Além das consequências da guerra iniciada por Vladimir Putin, o seu país também enfrenta sanções de Bruxelas, que está pressionando pela ativação imediata do mecanismo de Condicionalidade do Estado de Direito para privar a Polônia de fundos europeus. Você entende essas políticas?

Em primeiro lugar, a UE não fez quase nada durante a invasão de 2008, nem mesmo em 2014, com a crise na Crimeia. Agora, também graças aos esforços do governo polonês e de outros países, a UE está despertando e está fazendo muito, especialmente removendo os laços econômicos, esportivos, culturais com a Rússia e ajudando a Ucrânia, com meios econômicos e principalmente com armas. Para nós, esta solidariedade da UE é um sinal de esperança. 

No entanto, embora eles queiram criar uma união contra a Rússia, com razão, no Parlamento Europeu continuam a organizar iniciativas para condenar a Polónia por alegadamente violar o Estado de direito. Acabamos de ser condenados e agora querem abrir um novo processo contra o sistema judicial da Polónia, pondo em causa os mecanismos democráticos dos nossos tribunais de justiça. 

Fala-se muito dos chamados “valores europeus”, mas nós, europeus, já não sabemos quem somos. Há mil anos, apesar de muitas batalhas, muitas traições, havia o cristianismo como fator comum para nos unificar. A Europa foi baseada no cristianismo. Agora, essa base comum não existe mais. Estamos unidos apenas pelo mercado, pelo dinheiro; tornou-se muito difícil cimentar a Europa. Em que? Quem somos nós? Nós não sabemos. Como podemos nos opor às ambições expansionistas da Rússia se não sabemos quem somos, se não permanecemos unidos em nossa base histórica, que é o cristianismo? Seria mais do que tempo para refletir sobre isso. 

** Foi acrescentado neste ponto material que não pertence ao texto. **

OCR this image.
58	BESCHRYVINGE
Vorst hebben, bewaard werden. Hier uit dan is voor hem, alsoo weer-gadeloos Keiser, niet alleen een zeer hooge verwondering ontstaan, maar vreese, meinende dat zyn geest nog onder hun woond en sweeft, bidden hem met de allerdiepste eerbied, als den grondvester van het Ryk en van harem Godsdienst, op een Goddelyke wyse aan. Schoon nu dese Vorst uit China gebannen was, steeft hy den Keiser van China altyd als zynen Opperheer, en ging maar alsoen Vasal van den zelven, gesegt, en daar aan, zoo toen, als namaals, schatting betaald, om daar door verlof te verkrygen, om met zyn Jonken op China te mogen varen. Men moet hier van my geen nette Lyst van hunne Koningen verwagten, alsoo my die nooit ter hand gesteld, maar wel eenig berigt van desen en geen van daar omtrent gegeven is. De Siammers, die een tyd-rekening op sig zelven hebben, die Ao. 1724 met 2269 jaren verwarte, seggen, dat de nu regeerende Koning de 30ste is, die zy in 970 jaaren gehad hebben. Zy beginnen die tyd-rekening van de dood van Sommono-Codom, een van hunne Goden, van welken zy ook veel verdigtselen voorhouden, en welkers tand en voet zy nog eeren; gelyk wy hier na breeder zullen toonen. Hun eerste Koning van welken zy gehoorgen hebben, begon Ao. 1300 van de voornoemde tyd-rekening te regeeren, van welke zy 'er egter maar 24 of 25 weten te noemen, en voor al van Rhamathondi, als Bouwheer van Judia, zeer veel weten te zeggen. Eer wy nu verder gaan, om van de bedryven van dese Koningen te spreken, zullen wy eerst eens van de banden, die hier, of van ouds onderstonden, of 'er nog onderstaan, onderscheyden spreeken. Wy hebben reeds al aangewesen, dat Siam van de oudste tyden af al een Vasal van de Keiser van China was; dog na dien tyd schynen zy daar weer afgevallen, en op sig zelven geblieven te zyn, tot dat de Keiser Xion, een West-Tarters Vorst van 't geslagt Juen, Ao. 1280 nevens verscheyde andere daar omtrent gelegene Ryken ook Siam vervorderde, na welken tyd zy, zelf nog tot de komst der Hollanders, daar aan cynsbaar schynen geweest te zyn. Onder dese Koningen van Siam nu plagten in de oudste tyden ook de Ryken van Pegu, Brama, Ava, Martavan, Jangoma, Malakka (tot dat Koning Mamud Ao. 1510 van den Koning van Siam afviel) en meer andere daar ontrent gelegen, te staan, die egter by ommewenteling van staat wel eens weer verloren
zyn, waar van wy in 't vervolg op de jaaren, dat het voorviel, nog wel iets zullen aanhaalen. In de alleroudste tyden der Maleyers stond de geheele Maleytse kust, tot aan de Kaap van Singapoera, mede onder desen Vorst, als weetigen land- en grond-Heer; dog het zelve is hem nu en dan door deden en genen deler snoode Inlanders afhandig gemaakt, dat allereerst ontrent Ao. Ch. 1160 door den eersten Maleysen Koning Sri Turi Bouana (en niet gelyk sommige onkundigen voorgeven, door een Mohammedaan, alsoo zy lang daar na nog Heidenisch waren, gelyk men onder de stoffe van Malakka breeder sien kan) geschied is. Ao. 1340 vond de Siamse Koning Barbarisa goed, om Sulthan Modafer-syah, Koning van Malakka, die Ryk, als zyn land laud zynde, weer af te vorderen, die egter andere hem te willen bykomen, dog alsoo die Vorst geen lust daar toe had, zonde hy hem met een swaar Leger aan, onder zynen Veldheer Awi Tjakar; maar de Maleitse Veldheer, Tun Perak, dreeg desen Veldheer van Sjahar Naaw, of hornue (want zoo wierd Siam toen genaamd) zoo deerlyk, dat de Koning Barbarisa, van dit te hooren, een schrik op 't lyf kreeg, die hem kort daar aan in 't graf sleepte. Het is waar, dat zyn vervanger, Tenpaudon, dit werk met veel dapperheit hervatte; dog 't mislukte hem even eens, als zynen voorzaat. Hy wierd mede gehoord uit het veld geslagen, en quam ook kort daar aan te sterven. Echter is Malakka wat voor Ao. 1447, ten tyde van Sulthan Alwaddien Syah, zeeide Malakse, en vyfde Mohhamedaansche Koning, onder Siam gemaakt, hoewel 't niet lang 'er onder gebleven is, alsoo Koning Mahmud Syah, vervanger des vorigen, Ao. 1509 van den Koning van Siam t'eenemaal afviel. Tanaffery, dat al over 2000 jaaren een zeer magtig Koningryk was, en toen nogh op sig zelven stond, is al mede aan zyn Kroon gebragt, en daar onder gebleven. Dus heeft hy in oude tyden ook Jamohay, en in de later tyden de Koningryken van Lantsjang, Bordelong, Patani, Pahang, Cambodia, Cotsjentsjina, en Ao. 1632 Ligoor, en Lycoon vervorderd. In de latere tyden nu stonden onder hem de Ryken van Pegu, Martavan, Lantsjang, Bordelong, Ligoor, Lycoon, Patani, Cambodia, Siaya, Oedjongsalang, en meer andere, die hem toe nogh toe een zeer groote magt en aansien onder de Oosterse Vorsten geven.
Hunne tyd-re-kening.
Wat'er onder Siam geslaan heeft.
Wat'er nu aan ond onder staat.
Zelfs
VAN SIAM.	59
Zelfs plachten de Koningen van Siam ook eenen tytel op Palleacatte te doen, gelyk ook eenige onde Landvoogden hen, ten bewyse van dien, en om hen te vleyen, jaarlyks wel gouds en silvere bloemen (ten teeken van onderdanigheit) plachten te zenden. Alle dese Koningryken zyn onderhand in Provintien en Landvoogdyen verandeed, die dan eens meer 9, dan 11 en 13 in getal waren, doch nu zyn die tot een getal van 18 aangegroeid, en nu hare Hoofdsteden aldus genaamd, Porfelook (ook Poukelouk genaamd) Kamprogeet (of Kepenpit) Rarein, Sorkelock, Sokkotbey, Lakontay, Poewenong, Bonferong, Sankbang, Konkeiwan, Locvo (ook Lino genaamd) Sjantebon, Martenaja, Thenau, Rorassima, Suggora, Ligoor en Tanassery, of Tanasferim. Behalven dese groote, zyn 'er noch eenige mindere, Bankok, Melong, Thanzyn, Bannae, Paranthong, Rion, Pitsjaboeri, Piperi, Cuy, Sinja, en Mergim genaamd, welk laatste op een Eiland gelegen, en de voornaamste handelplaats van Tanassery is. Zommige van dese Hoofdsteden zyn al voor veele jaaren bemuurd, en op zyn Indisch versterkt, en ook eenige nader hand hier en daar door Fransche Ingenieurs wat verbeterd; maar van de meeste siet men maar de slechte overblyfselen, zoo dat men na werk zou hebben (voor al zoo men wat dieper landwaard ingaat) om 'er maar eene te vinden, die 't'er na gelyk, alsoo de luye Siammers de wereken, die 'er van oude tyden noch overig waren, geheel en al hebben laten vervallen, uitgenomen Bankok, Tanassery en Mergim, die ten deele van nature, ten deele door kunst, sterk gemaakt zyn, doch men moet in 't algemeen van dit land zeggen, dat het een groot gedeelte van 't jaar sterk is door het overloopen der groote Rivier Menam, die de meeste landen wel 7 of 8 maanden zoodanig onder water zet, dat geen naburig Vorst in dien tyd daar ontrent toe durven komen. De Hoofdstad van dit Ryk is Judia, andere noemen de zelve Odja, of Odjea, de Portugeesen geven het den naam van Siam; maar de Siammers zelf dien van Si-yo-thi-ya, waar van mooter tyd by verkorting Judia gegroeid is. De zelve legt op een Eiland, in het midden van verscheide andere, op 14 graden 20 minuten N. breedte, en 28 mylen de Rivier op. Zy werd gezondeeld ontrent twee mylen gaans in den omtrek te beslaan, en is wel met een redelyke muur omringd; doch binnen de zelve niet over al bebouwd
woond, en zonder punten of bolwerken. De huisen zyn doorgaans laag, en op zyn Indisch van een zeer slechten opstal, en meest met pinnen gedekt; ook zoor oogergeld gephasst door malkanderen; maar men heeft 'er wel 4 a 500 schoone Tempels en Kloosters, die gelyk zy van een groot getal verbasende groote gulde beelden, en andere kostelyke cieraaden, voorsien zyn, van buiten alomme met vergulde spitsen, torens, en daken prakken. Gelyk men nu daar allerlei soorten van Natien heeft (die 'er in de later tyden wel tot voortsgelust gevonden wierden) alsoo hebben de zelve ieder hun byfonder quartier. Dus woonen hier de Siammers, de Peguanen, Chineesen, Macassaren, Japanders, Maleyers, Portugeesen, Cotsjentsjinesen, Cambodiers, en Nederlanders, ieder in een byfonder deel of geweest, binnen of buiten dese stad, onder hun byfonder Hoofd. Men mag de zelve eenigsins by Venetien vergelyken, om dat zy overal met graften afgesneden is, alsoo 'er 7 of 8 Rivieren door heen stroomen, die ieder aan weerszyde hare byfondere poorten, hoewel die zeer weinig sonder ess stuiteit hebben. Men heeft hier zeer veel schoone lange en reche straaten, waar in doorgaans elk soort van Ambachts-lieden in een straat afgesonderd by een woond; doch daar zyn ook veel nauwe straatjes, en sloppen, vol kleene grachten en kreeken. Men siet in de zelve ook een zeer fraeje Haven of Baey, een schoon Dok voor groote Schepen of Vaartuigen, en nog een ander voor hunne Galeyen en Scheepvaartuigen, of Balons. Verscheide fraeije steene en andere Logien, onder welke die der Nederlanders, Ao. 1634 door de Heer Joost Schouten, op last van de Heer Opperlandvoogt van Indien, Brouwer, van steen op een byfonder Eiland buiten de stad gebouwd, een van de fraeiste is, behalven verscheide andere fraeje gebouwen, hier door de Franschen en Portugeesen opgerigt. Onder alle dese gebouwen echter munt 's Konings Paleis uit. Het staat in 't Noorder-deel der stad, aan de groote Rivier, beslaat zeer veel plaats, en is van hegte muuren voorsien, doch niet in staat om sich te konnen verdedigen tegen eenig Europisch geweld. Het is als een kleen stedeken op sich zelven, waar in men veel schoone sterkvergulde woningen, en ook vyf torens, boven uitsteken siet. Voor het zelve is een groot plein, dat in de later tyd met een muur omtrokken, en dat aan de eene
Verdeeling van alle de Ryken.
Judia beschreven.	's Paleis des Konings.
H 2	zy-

A este respeito, gostaria também de citar um fragmento, muito relevante para os dias de hoje, da homiliapronunciada por São João Paulo II em 1997, por ocasião do milésimo aniversário da morte de Santo Adalberto: “Não podemos dizer que depois da queda de um muro [de Berlim], o visível, outro invisível foi descoberto um muro que continua a dividir o nosso continente — o muro que existe no coração das pessoas? […] Mesmo as inegáveis ​​conquistas dos últimos anos nos campos econômico, político e social não escondem a existência desse muro. Ele lança sua sombra sobre toda a Europa. A meta da autêntica unidade do continente europeu ainda está distante. Não haverá unidade europeia até que se baseie na unidade do espírito. Esta base mais profunda de unidade foi trazida para a Europa e consolidada ao longo dos séculos pelo cristianismo com seu Evangelho, com sua compreensão do homem e com sua contribuição para o desenvolvimento da história dos povos e nações. Isto não significa um desejo de apropriação da história, pois a história da Europa é um grande rio para onde desaguam muitos afluentes, e a variedade de tradições e culturas que a conformam é o seu grande tesouro. Os fundamentos da identidade da Europa são construídos sobre o cristianismo. E sua atual falta de unidade espiritual surge principalmente da crise dessa autoconsciência cristã”.